While working at Sun Microsystems, at the age of 23, Kazi founded her first company The CulturalConnect, an online media company for young professionals aimed at redefining what success looks like in different ethnic diasporas. The CulturalConnect was made up of five online publications including: The DesiConnect, The MidEastConnect, The AsiaConnect, The AfricanaConnect, and The LatinConnect.

In April 2011, Sumaya founded Sumazi, the social intelligence platform used by brands, celebrities and enterprises. Sumazi was a finalist at the TechCrunch Disrupt Startup Battlefield, where it won the Omidyar Network award for "Startup Most Likely to Change the World."
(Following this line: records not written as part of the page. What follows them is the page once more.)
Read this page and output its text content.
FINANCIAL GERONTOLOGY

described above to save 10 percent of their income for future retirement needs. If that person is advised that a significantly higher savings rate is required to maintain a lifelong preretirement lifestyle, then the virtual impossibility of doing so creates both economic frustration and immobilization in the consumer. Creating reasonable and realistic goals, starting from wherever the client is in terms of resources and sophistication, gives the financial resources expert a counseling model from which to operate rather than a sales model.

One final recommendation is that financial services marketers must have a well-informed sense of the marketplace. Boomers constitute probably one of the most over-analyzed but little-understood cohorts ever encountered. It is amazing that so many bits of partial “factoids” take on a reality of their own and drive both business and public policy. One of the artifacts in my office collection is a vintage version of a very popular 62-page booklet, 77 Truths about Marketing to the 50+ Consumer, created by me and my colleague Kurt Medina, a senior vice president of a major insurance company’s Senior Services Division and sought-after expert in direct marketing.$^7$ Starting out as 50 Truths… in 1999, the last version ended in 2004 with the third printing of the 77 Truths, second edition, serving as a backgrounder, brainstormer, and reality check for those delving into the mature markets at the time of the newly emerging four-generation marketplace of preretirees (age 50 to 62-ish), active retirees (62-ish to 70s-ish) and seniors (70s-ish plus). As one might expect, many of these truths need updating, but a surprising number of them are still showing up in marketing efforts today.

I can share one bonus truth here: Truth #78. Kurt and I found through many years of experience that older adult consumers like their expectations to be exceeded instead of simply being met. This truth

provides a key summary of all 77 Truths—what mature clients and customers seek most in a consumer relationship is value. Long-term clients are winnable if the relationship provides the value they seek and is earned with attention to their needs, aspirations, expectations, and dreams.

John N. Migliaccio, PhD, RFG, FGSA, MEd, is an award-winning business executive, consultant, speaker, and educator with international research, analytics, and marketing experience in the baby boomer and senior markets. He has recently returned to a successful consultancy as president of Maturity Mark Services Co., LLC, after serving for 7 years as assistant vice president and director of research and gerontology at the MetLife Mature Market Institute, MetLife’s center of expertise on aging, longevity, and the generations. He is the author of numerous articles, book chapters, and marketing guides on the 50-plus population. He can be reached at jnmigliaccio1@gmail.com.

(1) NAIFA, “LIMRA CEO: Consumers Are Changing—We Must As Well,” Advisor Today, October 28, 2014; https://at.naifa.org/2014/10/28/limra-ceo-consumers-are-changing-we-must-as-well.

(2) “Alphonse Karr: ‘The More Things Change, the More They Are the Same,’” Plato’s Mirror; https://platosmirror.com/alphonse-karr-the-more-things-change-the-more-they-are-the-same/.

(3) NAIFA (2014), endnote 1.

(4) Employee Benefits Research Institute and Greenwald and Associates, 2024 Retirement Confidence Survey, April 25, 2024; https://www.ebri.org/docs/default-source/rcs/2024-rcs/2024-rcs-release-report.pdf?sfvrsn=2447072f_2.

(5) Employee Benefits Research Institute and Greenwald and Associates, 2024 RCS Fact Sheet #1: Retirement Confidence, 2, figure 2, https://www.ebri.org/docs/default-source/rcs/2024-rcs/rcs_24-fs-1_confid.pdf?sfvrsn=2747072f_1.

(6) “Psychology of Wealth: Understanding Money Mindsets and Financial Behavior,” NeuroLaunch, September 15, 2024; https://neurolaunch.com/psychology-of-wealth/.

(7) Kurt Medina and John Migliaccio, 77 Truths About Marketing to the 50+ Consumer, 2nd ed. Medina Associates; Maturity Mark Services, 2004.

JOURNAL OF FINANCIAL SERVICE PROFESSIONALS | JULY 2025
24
==Awards, press and honors==
- 2006: BusinessWeek Magazine, America's Best Young Entrepreneurs Under 25
- 2007: CNN, Young People Who Rock
- 2007: Brass Magazine cover story
- 2007: Silicon Valley Business Journal, Dynamic Super Connector
- 2008: ABC7 KGO-TV, Bay Area Trailblazer and Community Leader
- 2009: UTNE Reader, Top 50 Visionaries Who Are Changing Your World
- 2011: GenJuice, The Top 100 Most Desirable Mentors
- 2012: YFS Magazine, 10 San Francisco Entrepreneurs to Watch
- 2012: Forbes, Female Founders to Watch from UC Berkeley
- 2012: Reuters, Most Influential Executives on the Web
- 2014: British Bangladeshi Power & Inspiration 100, Top 10 Inspirational Bangladeshis Around the World

==Public speaking==
Kazi is a frequent speaker and panelist at technology conferences and educational institutions educating audiences on topics such as entrepreneurship, non-profit work, intrapreneurship, social entrepreneurship, young professional issues, social media, diversity and technology. She has presented at the World Islamic Economic Forum in Malaysia, Marketing 2.0 Conference in France, BlogWorld Expo in Las Vegas, National Society of Collegiate Scholars Conference in Florida, Google Girl Geek Dinners Panel in Mountain View, Congresswoman Jackie Speier's Job Hunter's Conference in San Mateo among many other speaking engagements. Additionally, Kazi has been a speaker at several TEDx conferences including TEDxYouth at Facebook, TEDxBayArea at Linkedin, and TEDxWomen.

== Personal life ==
Kazi has practiced an Intermittent Fasting lifestyle since 2015. She has written a popular how-to guide on her Intermittent Fasting schedule and how she lost over 55 pounds as a result. She has been interviewed by Quartz Magazine, HVMN, and Inc Magazine about her success with Intermittent Fasting.

Kazi is a Salsa and Bachata dancer. She was a competitive Salsa dancer with the RicaSalsa San Francisco-based dance troupe where they won 1st place at the United States Salsa Open Championships in the Amateur category.